Zachary Peterson is an associate professor of computer science at Cal Poly, San Luis Obispo. The key problem he is trying to solve is that the educational system is producing many fewer computer security professionals than are needed; an article he’d seen just two days before the ACE meeting noted a 73% rise in job vacancies in the last year despite a salary premium of 9% over other IT jobs. This information is backed up by the 2014 Taulbee survey, which found that the number of computer security PhDs has declined to 4% of the US total. Lack of diversity, which sees security dominated by white and Asian males, is a key contributing factor. Peterson believes that diversity is not only important as a matter of fairness, but essential because white males are increasingly a demographic minority in the US and because monocultures create perceptual blindness. New perspectives are especially needed in computer security as present approaches are not solving the problem on their own.
Peterson believes that the numbers are so bad because security is under-represented in both the computer science curriculum and in curriculum standards. The ACM 2013 curriculum guidelines recommend only three contact hours (also known as credit hours) in computer security in an entire undergraduate computer science degree. These are typically relegated to an upper-level elective class, and subject to a long chain of prerequisites, so they are only ever seen by a self-selected group who have survived years of attrition – which disproportionately affects women. The result is to create a limited number of specialists, unnecessarily constrain the student body, and limit the time students have to practice before joining the workforce. In addition, the self-selected group who do study security late in their academic careers have developed both set habits and their mind set before encountering an engineering task. Changing security into a core competency and teaching it as early as secondary school is essential but has challenges: security can be hard, and pushing it to the forefront may worsen existing problems seen in computer science more broadly, such as the solitary, anti-social, creativity-deficient image perception of the discipline.

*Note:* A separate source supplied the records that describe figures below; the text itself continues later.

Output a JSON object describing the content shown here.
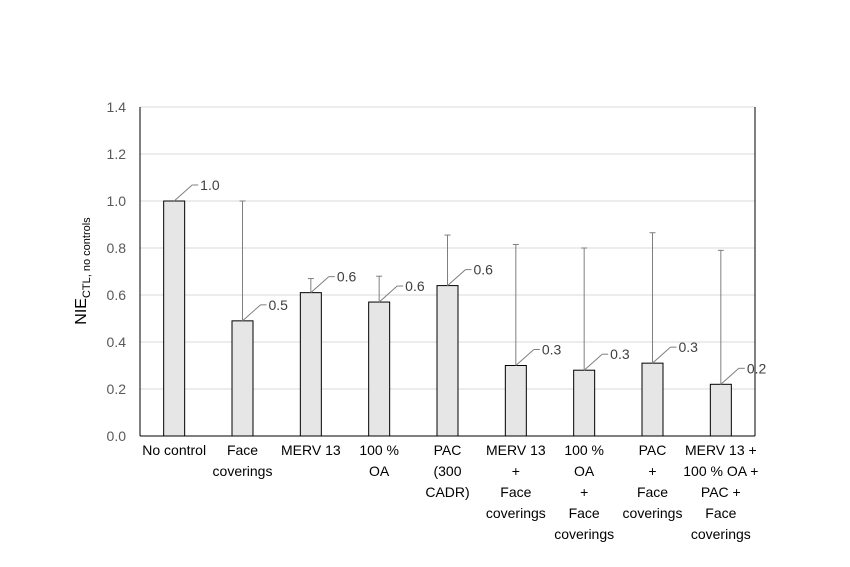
{
  "chart_data": {
    "type": "bar",
    "categories": [
      [
        "No control"
      ],
      [
        "Face",
        "coverings"
      ],
      [
        "MERV 13"
      ],
      [
        "100 %",
        "OA"
      ],
      [
        "PAC",
        "(300",
        "CADR)"
      ],
      [
        "MERV 13",
        "+",
        "Face",
        "coverings"
      ],
      [
        "100 %",
        "OA",
        "+",
        "Face",
        "coverings"
      ],
      [
        "PAC",
        "+",
        "Face",
        "coverings"
      ],
      [
        "MERV 13 +",
        "100 % OA +",
        "PAC +",
        "Face",
        "coverings"
      ]
    ],
    "values": [
      1.0,
      0.49,
      0.61,
      0.57,
      0.64,
      0.3,
      0.28,
      0.31,
      0.22
    ],
    "error_upper": [
      1.0,
      1.0,
      0.67,
      0.68,
      0.855,
      0.815,
      0.8,
      0.865,
      0.79
    ],
    "data_labels": [
      "1.0",
      "0.5",
      "0.6",
      "0.6",
      "0.6",
      "0.3",
      "0.3",
      "0.3",
      "0.2"
    ],
    "ylabel_main": "NIE",
    "ylabel_sub": "CTL, no controls",
    "ylim": [
      0,
      1.4
    ],
    "yticks": [
      "0.0",
      "0.2",
      "0.4",
      "0.6",
      "0.8",
      "1.0",
      "1.2",
      "1.4"
    ],
    "grid": true,
    "colors": {
      "bar_fill": "#e7e6e6",
      "bar_stroke": "#000000",
      "grid": "#d9d9d9",
      "error": "#7f7f7f"
    }
  }
}
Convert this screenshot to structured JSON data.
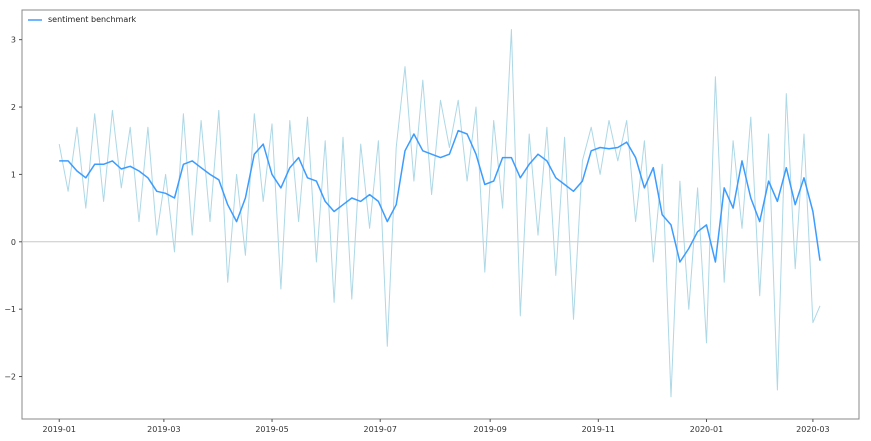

Peterson believes games can help improve this situation. CTFTime, which tracks games events, reports a recent explosion in cyber security games to over 56 games events per year since 2013. These games, if done correctly, can teach core security skills in an entertaining – and social – way, with an element of competition. Strategic thinking, understanding an adversary’s motivation, rule interpretation, and rule-breaking are essential for both game-playing and security engineering.